On pourrait, par ailleurs, tout à fait imaginer un récit qui pourrait proposer une progression renversée : imaginons un récit sur l’empire romain qui partirait de sa dislocation pour remonter vers son âge d’or. C’est ici une progression plus rare mais que l’on peut retrouver dans de nombreux récit (c’est le cas dans certaines œuvres comme le film Memento dans une certaine mesure, dans le roman Counter-clock World de Philip K. Dick mais pensez aussi, plus prosaïquement à un CV).

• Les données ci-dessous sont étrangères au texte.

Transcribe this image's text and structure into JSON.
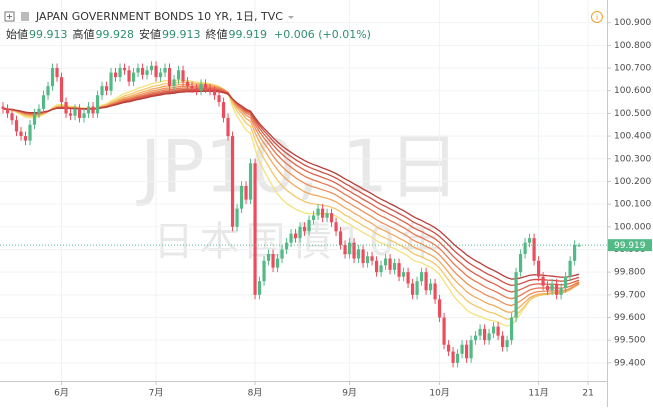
{
  "header": {
    "title": "JAPAN GOVERNMENT BONDS 10 YR, 1日, TVC",
    "ohlc": [
      {
        "label": "始値",
        "value": 99.913
      },
      {
        "label": "高値",
        "value": 99.928
      },
      {
        "label": "安値",
        "value": 99.913
      },
      {
        "label": "終値",
        "value": 99.919
      }
    ],
    "change": "+0.006 (+0.01%)"
  },
  "watermark": {
    "symbol": "JP10, 1日",
    "name": "日本国債10年"
  },
  "chart_data": {
    "type": "candlestick",
    "open": [
      100.53,
      100.52,
      100.5,
      100.47,
      100.42,
      100.4,
      100.38,
      100.45,
      100.5,
      100.52,
      100.58,
      100.62,
      100.7,
      100.66,
      100.55,
      100.5,
      100.49,
      100.52,
      100.48,
      100.5,
      100.53,
      100.5,
      100.58,
      100.62,
      100.6,
      100.68,
      100.66,
      100.7,
      100.69,
      100.64,
      100.68,
      100.7,
      100.67,
      100.69,
      100.71,
      100.66,
      100.68,
      100.7,
      100.62,
      100.65,
      100.69,
      100.64,
      100.62,
      100.61,
      100.6,
      100.63,
      100.61,
      100.6,
      100.58,
      100.55,
      100.48,
      100.4,
      100.0,
      100.08,
      100.18,
      100.12,
      100.28,
      99.7,
      99.76,
      99.85,
      99.88,
      99.82,
      99.86,
      99.9,
      99.93,
      99.97,
      99.95,
      100.0,
      99.98,
      100.03,
      100.05,
      100.08,
      100.04,
      100.06,
      100.02,
      99.98,
      99.92,
      99.88,
      99.93,
      99.86,
      99.9,
      99.84,
      99.87,
      99.85,
      99.8,
      99.83,
      99.86,
      99.81,
      99.84,
      99.78,
      99.8,
      99.75,
      99.7,
      99.76,
      99.8,
      99.72,
      99.75,
      99.68,
      99.6,
      99.48,
      99.45,
      99.4,
      99.44,
      99.48,
      99.42,
      99.5,
      99.52,
      99.55,
      99.5,
      99.53,
      99.56,
      99.52,
      99.47,
      99.5,
      99.6,
      99.8,
      99.88,
      99.93,
      99.95,
      99.85,
      99.78,
      99.74,
      99.72,
      99.75,
      99.7,
      99.73,
      99.78,
      99.85,
      99.913
    ],
    "high": [
      100.55,
      100.54,
      100.52,
      100.49,
      100.44,
      100.42,
      100.47,
      100.52,
      100.54,
      100.6,
      100.64,
      100.72,
      100.72,
      100.68,
      100.57,
      100.52,
      100.54,
      100.54,
      100.52,
      100.55,
      100.55,
      100.6,
      100.64,
      100.64,
      100.7,
      100.7,
      100.72,
      100.72,
      100.71,
      100.7,
      100.72,
      100.72,
      100.71,
      100.73,
      100.73,
      100.7,
      100.72,
      100.72,
      100.67,
      100.71,
      100.71,
      100.66,
      100.64,
      100.63,
      100.65,
      100.65,
      100.63,
      100.62,
      100.6,
      100.57,
      100.5,
      100.42,
      100.1,
      100.2,
      100.2,
      100.3,
      100.3,
      99.78,
      99.87,
      99.9,
      99.9,
      99.88,
      99.92,
      99.95,
      99.99,
      99.99,
      100.02,
      100.02,
      100.05,
      100.07,
      100.1,
      100.1,
      100.08,
      100.08,
      100.04,
      100.0,
      99.94,
      99.95,
      99.95,
      99.92,
      99.92,
      99.89,
      99.89,
      99.87,
      99.85,
      99.88,
      99.88,
      99.86,
      99.86,
      99.82,
      99.82,
      99.77,
      99.78,
      99.82,
      99.82,
      99.77,
      99.77,
      99.7,
      99.62,
      99.5,
      99.47,
      99.46,
      99.5,
      99.5,
      99.52,
      99.54,
      99.57,
      99.57,
      99.55,
      99.58,
      99.58,
      99.54,
      99.52,
      99.62,
      99.82,
      99.9,
      99.95,
      99.97,
      99.97,
      99.87,
      99.8,
      99.76,
      99.77,
      99.77,
      99.75,
      99.8,
      99.87,
      99.94,
      99.928
    ],
    "low": [
      100.5,
      100.48,
      100.45,
      100.4,
      100.38,
      100.36,
      100.36,
      100.43,
      100.48,
      100.5,
      100.56,
      100.6,
      100.64,
      100.53,
      100.48,
      100.47,
      100.47,
      100.46,
      100.46,
      100.48,
      100.48,
      100.48,
      100.56,
      100.58,
      100.58,
      100.64,
      100.64,
      100.67,
      100.62,
      100.62,
      100.66,
      100.65,
      100.65,
      100.67,
      100.64,
      100.64,
      100.66,
      100.6,
      100.6,
      100.63,
      100.62,
      100.6,
      100.59,
      100.58,
      100.58,
      100.59,
      100.58,
      100.56,
      100.53,
      100.46,
      100.38,
      99.98,
      99.98,
      100.06,
      100.1,
      100.1,
      99.68,
      99.68,
      99.74,
      99.83,
      99.8,
      99.8,
      99.84,
      99.88,
      99.91,
      99.93,
      99.93,
      99.96,
      99.96,
      100.01,
      100.03,
      100.02,
      100.02,
      100.0,
      99.96,
      99.9,
      99.86,
      99.86,
      99.84,
      99.84,
      99.82,
      99.82,
      99.83,
      99.78,
      99.78,
      99.81,
      99.79,
      99.79,
      99.76,
      99.76,
      99.73,
      99.68,
      99.68,
      99.74,
      99.7,
      99.7,
      99.66,
      99.58,
      99.46,
      99.43,
      99.38,
      99.38,
      99.42,
      99.4,
      99.4,
      99.48,
      99.5,
      99.48,
      99.48,
      99.51,
      99.5,
      99.45,
      99.45,
      99.48,
      99.58,
      99.78,
      99.86,
      99.91,
      99.83,
      99.76,
      99.72,
      99.7,
      99.7,
      99.68,
      99.68,
      99.71,
      99.76,
      99.83,
      99.913
    ],
    "close": [
      100.52,
      100.5,
      100.47,
      100.42,
      100.4,
      100.38,
      100.45,
      100.5,
      100.52,
      100.58,
      100.62,
      100.7,
      100.66,
      100.55,
      100.5,
      100.49,
      100.52,
      100.48,
      100.5,
      100.53,
      100.5,
      100.58,
      100.62,
      100.6,
      100.68,
      100.66,
      100.7,
      100.69,
      100.64,
      100.68,
      100.7,
      100.67,
      100.69,
      100.71,
      100.66,
      100.68,
      100.7,
      100.62,
      100.65,
      100.69,
      100.64,
      100.62,
      100.61,
      100.6,
      100.63,
      100.61,
      100.6,
      100.58,
      100.55,
      100.48,
      100.4,
      100.0,
      100.08,
      100.18,
      100.12,
      100.28,
      99.7,
      99.76,
      99.85,
      99.88,
      99.82,
      99.86,
      99.9,
      99.93,
      99.97,
      99.95,
      100.0,
      99.98,
      100.03,
      100.05,
      100.08,
      100.04,
      100.06,
      100.02,
      99.98,
      99.92,
      99.88,
      99.93,
      99.86,
      99.9,
      99.84,
      99.87,
      99.85,
      99.8,
      99.83,
      99.86,
      99.81,
      99.84,
      99.78,
      99.8,
      99.75,
      99.7,
      99.76,
      99.8,
      99.72,
      99.75,
      99.68,
      99.6,
      99.48,
      99.45,
      99.4,
      99.44,
      99.48,
      99.42,
      99.5,
      99.52,
      99.55,
      99.5,
      99.53,
      99.56,
      99.52,
      99.47,
      99.5,
      99.6,
      99.8,
      99.88,
      99.93,
      99.95,
      99.85,
      99.78,
      99.74,
      99.72,
      99.75,
      99.7,
      99.73,
      99.78,
      99.85,
      99.92,
      99.919
    ],
    "up_color": "#53b987",
    "down_color": "#eb4d5c",
    "ribbon_colors": [
      "#f3e27a",
      "#f4c76a",
      "#f2aa5e",
      "#ee9058",
      "#e77852",
      "#dd624a",
      "#cf4f43",
      "#b93d39"
    ],
    "xticks": [
      {
        "value": 13,
        "label": "6月"
      },
      {
        "value": 34,
        "label": "7月"
      },
      {
        "value": 56,
        "label": "8月"
      },
      {
        "value": 77,
        "label": "9月"
      },
      {
        "value": 97,
        "label": "10月"
      },
      {
        "value": 119,
        "label": "11月"
      },
      {
        "value": 130,
        "label": "21"
      }
    ],
    "xlim": [
      -0.67,
      134.2
    ],
    "ylim": [
      99.32,
      101.0
    ],
    "yticks": [
      {
        "value": 99.4,
        "label": "99.400"
      },
      {
        "value": 99.5,
        "label": "99.500"
      },
      {
        "value": 99.6,
        "label": "99.600"
      },
      {
        "value": 99.7,
        "label": "99.700"
      },
      {
        "value": 99.8,
        "label": "99.800"
      },
      {
        "value": 99.9,
        "label": "99.900"
      },
      {
        "value": 100.0,
        "label": "100.000"
      },
      {
        "value": 100.1,
        "label": "100.100"
      },
      {
        "value": 100.2,
        "label": "100.200"
      },
      {
        "value": 100.3,
        "label": "100.300"
      },
      {
        "value": 100.4,
        "label": "100.400"
      },
      {
        "value": 100.5,
        "label": "100.500"
      },
      {
        "value": 100.6,
        "label": "100.600"
      },
      {
        "value": 100.7,
        "label": "100.700"
      },
      {
        "value": 100.8,
        "label": "100.800"
      },
      {
        "value": 100.9,
        "label": "100.900"
      }
    ]
  }
}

Mais, fondamentalement, pourquoi un bon récit implique-t-il une progression ? Je pose cette question que je laisserai ouverte car il appartient à chacun d’y apporter une réponse. Pour moi, l’idée de progression implique l’idée de vie, de mouvement et au-delà, la progression pose la condition d’une existence. Tout ce qui existe a un rapport au mouvement. Un rapport concret, métaphysique, ontologique, etc. Et ce qui ne se meut pas ou n’est mu par rien ne peut pas être raconté. L’idée de progression implique du mouvement et donc, en toute logique, de la surprise, de l’inattendu, de l’action. La progression, c’est ce qui va briser la routine, l’habitude, l’ennui et va donc relancer l’intérêt du lecteur ou de la lectrice.

Cette idée de progression on la retrouve aussi dans la structure même de l’écrit. Varier les rythmes des phrases, leurs longueurs, est un enjeu essentiel pour raviver la flamme de l’attention. Même lorsque l’on écrit un rapport ou une synthèse, cette idée de progression est importante. Faire progresser le récit, le garnir de moments plus denses et plus vifs puis de temps plus faibles, va faciliter la lecture. Imaginez qu’en écrivant, vous soufflez sur des braises. Parfois, il vous faudra souffler fort pour raviver le feu qui couve ; à d’autres moments, vous reprendrez votre souffle.

Une bonne histoire, en plus d’être sous-tendue par une unité, une cohérence, garantirait donc une progression. Qu’il s’agisse d’un article journalistique, d’un roman, d’une série, d’un rapport ou d’une synthèse. Si vous voulez être lu-e, vous devez vous astreindre à garantir une progression, un mouvement global à votre récit. Ulysse n’a pas vécu l’Odyssée en restant vissé à Ithaque (peut-être aurait-il dû, me direz-vous !). Et c’est bien là l’idée maîtresse qui sous-tend une bonne histoire : elle progresse, elle vit. une bonne histoire est sorte de matière vivante qui nait, vit et connaît une fin. Et c’est dans la progression du récit dans la forme comme dans le fond qu’une histoire se démarquera.